LIV golfers criticize ‘almost obsolete’ OWGR after ruling


Cameron Smith called the Official World Golf Ranking system “almost obsolete” after its governing body voted unanimously not to award world-ranking points to golfers for their finishes in LIV Golf League tournaments.

Smith was ranked as high as No. 2 in the world after winning The Open at St. Andrews in July 2022. He left the PGA Tour for LIV Golf about two months later and has fallen to 15th in the world.

“I think it is almost obsolete now,” Smith told reporters Wednesday in Saudi Arabia, where LIV Golf will play its final regular-season event at Royal Greens Golf & Country Club starting Friday. “We’ve got some guys out here who are playing some of the best golf in the world and they’re outside the top 100, 200 in the world. It’s pretty ridiculous.”

Two-time major winner Dustin Johnson, who was LIV Golf’s inaugural individual champion in 2022, also questioned whether the OWGR is still the best way to rank players.

“I feel like you can’t really use the world ranking system anymore,” Johnson said. “That’s my take on it. Hard to use the world ranking system if you’re excluding 48 guys that are good players. The rankings are skewed. It doesn’t really affect me as it does some of the other guys. I want the points for the other guys.”

OWGR chairman Peter Dawson sent a letter to LIV Golf commissioner Greg Norman and COO Gary Davidson on Tuesday, notifying them that the governing board had voted not to recognize the LIV Golf League as an eligible tour in the OWGR system.

The letter said the governing board had concerns about the lack of turnover among players in LIV Golf and the limited pathways for other players to join.

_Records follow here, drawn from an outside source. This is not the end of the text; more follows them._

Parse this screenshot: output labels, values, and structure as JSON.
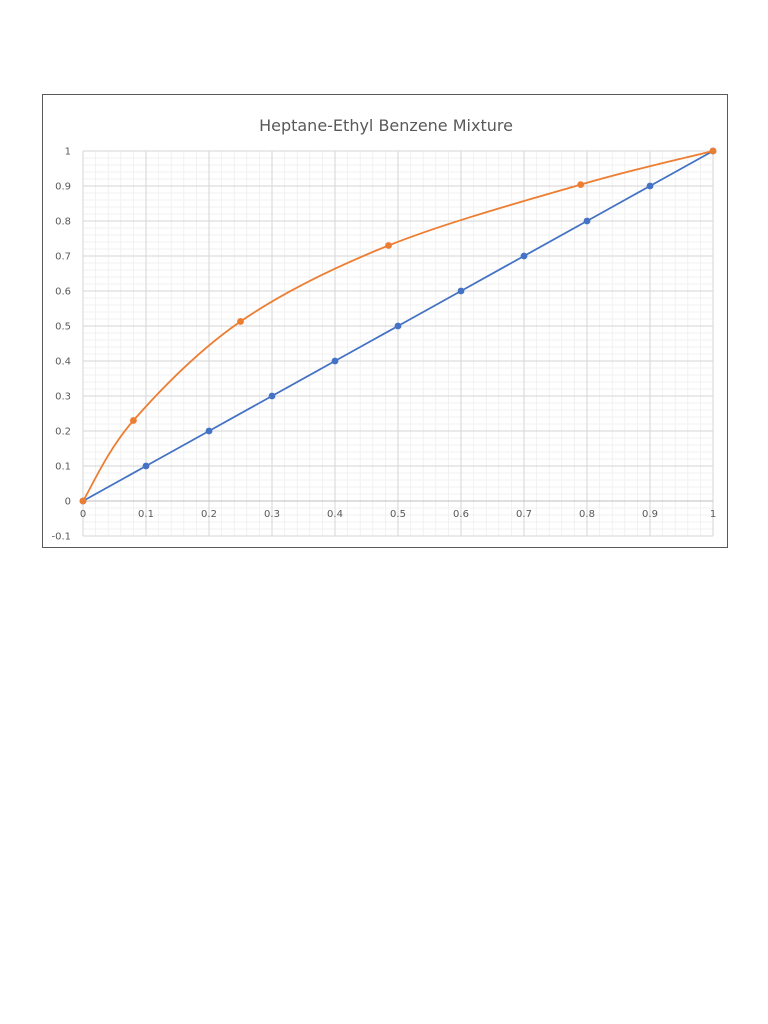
{
  "chart_data": {
    "type": "line",
    "title": "Heptane-Ethyl Benzene Mixture",
    "xlabel": "",
    "ylabel": "",
    "xlim": [
      0,
      1
    ],
    "ylim": [
      -0.1,
      1
    ],
    "x_ticks": [
      "0",
      "0.1",
      "0.2",
      "0.3",
      "0.4",
      "0.5",
      "0.6",
      "0.7",
      "0.8",
      "0.9",
      "1"
    ],
    "y_ticks": [
      "-0.1",
      "0",
      "0.1",
      "0.2",
      "0.3",
      "0.4",
      "0.5",
      "0.6",
      "0.7",
      "0.8",
      "0.9",
      "1"
    ],
    "grid": true,
    "minor_grid": true,
    "legend": "none",
    "series": [
      {
        "color": "#4472C4",
        "smooth": false,
        "points": [
          [
            0,
            0
          ],
          [
            0.1,
            0.1
          ],
          [
            0.2,
            0.2
          ],
          [
            0.3,
            0.3
          ],
          [
            0.4,
            0.4
          ],
          [
            0.5,
            0.5
          ],
          [
            0.6,
            0.6
          ],
          [
            0.7,
            0.7
          ],
          [
            0.8,
            0.8
          ],
          [
            0.9,
            0.9
          ],
          [
            1,
            1
          ]
        ]
      },
      {
        "color": "#ED7D31",
        "smooth": true,
        "points": [
          [
            0,
            0
          ],
          [
            0.08,
            0.23
          ],
          [
            0.25,
            0.513
          ],
          [
            0.485,
            0.73
          ],
          [
            0.79,
            0.904
          ],
          [
            1,
            1
          ]
        ]
      }
    ]
  }
}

It also cited concerns about some of the team aspects of LIV Golf, which has players competing in individual and team competitions simultaneously over 54 holes.

The PGA Tour and DP World Tour have suspended players who competed in LIV Golf tournaments without conflicting-event releases. Many LIV Golf players have resigned from those tours.

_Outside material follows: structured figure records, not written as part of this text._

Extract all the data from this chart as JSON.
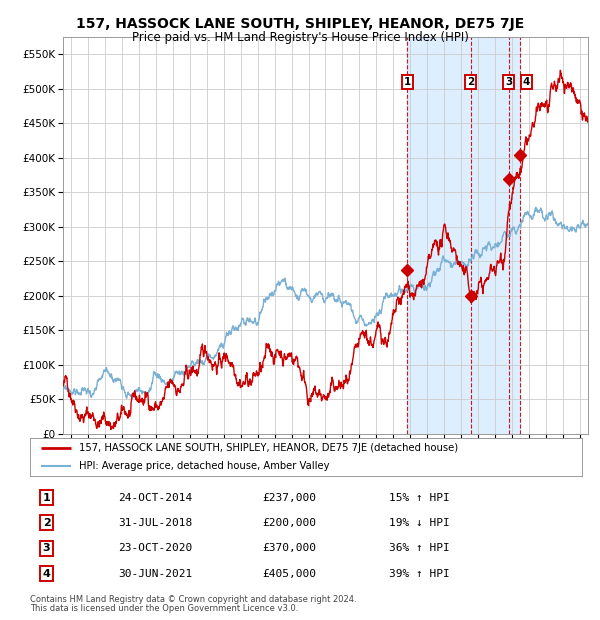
{
  "title": "157, HASSOCK LANE SOUTH, SHIPLEY, HEANOR, DE75 7JE",
  "subtitle": "Price paid vs. HM Land Registry's House Price Index (HPI)",
  "legend_line1": "157, HASSOCK LANE SOUTH, SHIPLEY, HEANOR, DE75 7JE (detached house)",
  "legend_line2": "HPI: Average price, detached house, Amber Valley",
  "footer1": "Contains HM Land Registry data © Crown copyright and database right 2024.",
  "footer2": "This data is licensed under the Open Government Licence v3.0.",
  "transactions": [
    {
      "id": 1,
      "date": "24-OCT-2014",
      "price": 237000,
      "pct": "15%",
      "dir": "↑",
      "year": 2014.82
    },
    {
      "id": 2,
      "date": "31-JUL-2018",
      "price": 200000,
      "pct": "19%",
      "dir": "↓",
      "year": 2018.58
    },
    {
      "id": 3,
      "date": "23-OCT-2020",
      "price": 370000,
      "pct": "36%",
      "dir": "↑",
      "year": 2020.82
    },
    {
      "id": 4,
      "date": "30-JUN-2021",
      "price": 405000,
      "pct": "39%",
      "dir": "↑",
      "year": 2021.5
    }
  ],
  "red_color": "#cc0000",
  "blue_color": "#7ab0d4",
  "shade_color": "#ddeeff",
  "dashed_color": "#cc0000",
  "bg_color": "#ffffff",
  "grid_color": "#cccccc",
  "ylim": [
    0,
    575000
  ],
  "yticks": [
    0,
    50000,
    100000,
    150000,
    200000,
    250000,
    300000,
    350000,
    400000,
    450000,
    500000,
    550000
  ],
  "ytick_labels": [
    "£0",
    "£50K",
    "£100K",
    "£150K",
    "£200K",
    "£250K",
    "£300K",
    "£350K",
    "£400K",
    "£450K",
    "£500K",
    "£550K"
  ],
  "xlim_start": 1994.5,
  "xlim_end": 2025.5,
  "xticks": [
    1995,
    1996,
    1997,
    1998,
    1999,
    2000,
    2001,
    2002,
    2003,
    2004,
    2005,
    2006,
    2007,
    2008,
    2009,
    2010,
    2011,
    2012,
    2013,
    2014,
    2015,
    2016,
    2017,
    2018,
    2019,
    2020,
    2021,
    2022,
    2023,
    2024,
    2025
  ],
  "table_rows": [
    [
      "1",
      "24-OCT-2014",
      "£237,000",
      "15% ↑ HPI"
    ],
    [
      "2",
      "31-JUL-2018",
      "£200,000",
      "19% ↓ HPI"
    ],
    [
      "3",
      "23-OCT-2020",
      "£370,000",
      "36% ↑ HPI"
    ],
    [
      "4",
      "30-JUN-2021",
      "£405,000",
      "39% ↑ HPI"
    ]
  ]
}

The governing bodies of the four majors, Augusta National Golf Club, PGA of America, United States Golf Association and The R&A, have continued to allow LIV Golf players to compete in majors if they have qualified. Some players, including Johnson and Smith, have qualified for majors by being past champions. Others have earned exemptions through their world ranking, which will be more difficult in the future.

Smith and five-time major champion Brooks Koepka (No. 18) are the only LIV Golf players currently ranked in the top 50 in the world. Six LIV Golf players are ranked in the top 100.

“Obviously, it’s disappointing,” Patrick Reed said. “Until the actual world ranking reflects the actual top players in the world, then to me it’s just kind of a broken system. Just because we play on a different tour, it shouldn’t matter.”

As it stands, Reed is eligible to play only in the Masters, as a past champion in 2024. Sergio Garcia, Phil Mickelson, Bubba Watson and Charl Schwartzel also have lifetime exemptions to play at Augusta National Golf Club in April as past winners.

Koepka, who picked up his fifth major victory at the PGA Championship in May, will have a five-year exemption into all four through 2028. Smith can play in all four through 2027; Mickelson is set until 2026; and Johnson and Bryson DeChambeau are exempt through 2025.

DeChambeau, who captured the 2020 U.S. Open, suggested allowing the top 12 players from LIV Golf’s season-long points race into the majors the next year.

“For DJ and Cam and Brooks and those guys, who I understand are exempt for majors probably for the foreseeable future, that doesn’t last forever,” England’s Richard Bland said. “And to not have those guys playing in majors is not right.

“It doesn’t matter where you play your golf. The world rankings should show that, and it doesn’t. I don’t know how you get around that. It’s disappointing because you are just robbing the golf fan, maybe in a few years’ time, of the best players playing in the biggest tournaments. And that’s what it should be.”